Die Zahlen sprechen ohnehin eine deutliche Sprache. Seit dem Beginn des Krieges gegen Iran am 28. Februar 2026 ist der Schiffsverkehr durch die nur rund 33 Kilometer schmale Passage praktisch kollabiert. Vor dem Krieg passierten hier etwa ein Fünftel des weltweit seetransportierten Öls und ein großer Teil des Flüssiggases. Marktbeobachtern zufolge liegen die Transitzahlen aktuell bei einem Bruchteil des Normalniveaus, Kriegsrisikoprämien für Tanker haben sich vervielfacht.
Saudische Notleitung tot – vier Prozent des Weltangebots wackeln
Noch gefährlicher für die Weltwirtschaft ist ein zweiter Strang: Saudi-Arabiens Ost-West-Pipeline, die Öl am Golf vorbei zum Rotmeerhafen Yanbu pumpt, liegt nach einem Drohnenangriff auf eine Pumpstation still. Händler warnten gegenüber Reuters, dem Königreich gehe binnen Tagen die Exportware aus – bis zu vier Prozent des globalen Angebots könnten wegfallen. Eine Quelle sprach von fünf bis sechs Wochen Reparaturzeit.
Parallel eskaliert der Jemen-Konflikt. Die Huthi-Miliz beansprucht einen Großangriff mit Dutzenden Raketen und Drohnen auf die saudische Luftwaffenbasis King Khalid für sich – als Vergeltung für über 300 Luftangriffe. Zudem soll sie die Insel Perim in der Meerenge Bab al-Mandab erobert haben. Damit stehen die Kämpfer nach Angaben der Associated Press nur noch etwa 32 Kilometer vom wichtigsten US-Stützpunkt in Afrika in Dschibuti entfernt.
Diplomatie verschoben, Deal-Gerüchte als Preisbremse
Ein für Montag im omanischen Salalah geplantes Treffen der Golf-Außenminister mit Iran wurde auf unbestimmte Zeit verschoben. Bahrain hatte die Teilnahme abgelehnt, Stabilität lasse sich nicht durch Appeasement erhalten.

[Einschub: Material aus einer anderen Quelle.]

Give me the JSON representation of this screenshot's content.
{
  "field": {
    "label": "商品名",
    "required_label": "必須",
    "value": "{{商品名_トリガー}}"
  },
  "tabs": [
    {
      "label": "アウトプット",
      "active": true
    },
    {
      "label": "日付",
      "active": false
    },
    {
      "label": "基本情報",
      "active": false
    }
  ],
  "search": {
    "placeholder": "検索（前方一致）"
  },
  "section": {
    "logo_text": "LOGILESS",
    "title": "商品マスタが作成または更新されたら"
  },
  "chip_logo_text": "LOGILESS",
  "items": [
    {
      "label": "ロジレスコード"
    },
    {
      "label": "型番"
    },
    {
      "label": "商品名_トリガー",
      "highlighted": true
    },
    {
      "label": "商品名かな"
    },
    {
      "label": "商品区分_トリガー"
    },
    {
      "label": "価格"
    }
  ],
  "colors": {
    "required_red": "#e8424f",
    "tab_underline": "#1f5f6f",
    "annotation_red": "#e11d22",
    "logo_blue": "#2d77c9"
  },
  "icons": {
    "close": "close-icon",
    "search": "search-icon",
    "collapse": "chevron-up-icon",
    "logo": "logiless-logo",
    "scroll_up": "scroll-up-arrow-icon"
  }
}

Gleichzeitig kursieren Berichte, Washington suche ein "Schritt-für-Schritt"-Abkommen – Schlagzeilen, die den Ölpreis kurzzeitig drückten. Kritiker sehen darin ein vertrautes Muster: Deal-Gerüchte als billige Preisbremse vor den Midterms.
Was das für deutsche Sparer bedeutet
Für Europa ist das keine ferne Regionalkrise, sondern ein Inflationsrisiko mit Ansage – Energie ist der Preistreiber, der sich durch jede Lieferkette frisst. Am Goldmarkt sorgte der Ölschock zuletzt paradoxerweise für Druck: Nach Marktberichten notierte Gold am Montag bei etwa 4.285 Dollar, weil Anleger auf eine Zinserhöhung der Fed wetten. Vom Rekord von über 5.500 Dollar im Januar ist das ein gutes Stück entfernt. Physisches Edelmetall bleibt aus Sicht unserer Redaktion dennoch eine sinnvolle Beimischung – gerade wenn Öl-Choke-Points zur geopolitischen Waffe werden.
Hinweis: Dieser Beitrag dient der Information und stellt keine Anlageberatung dar. Wir geben keine Kauf- oder Verkaufsempfehlungen. Jeder Anleger sollte eigenständig recherchieren und Entscheidungen in eigener Verantwortung treffen.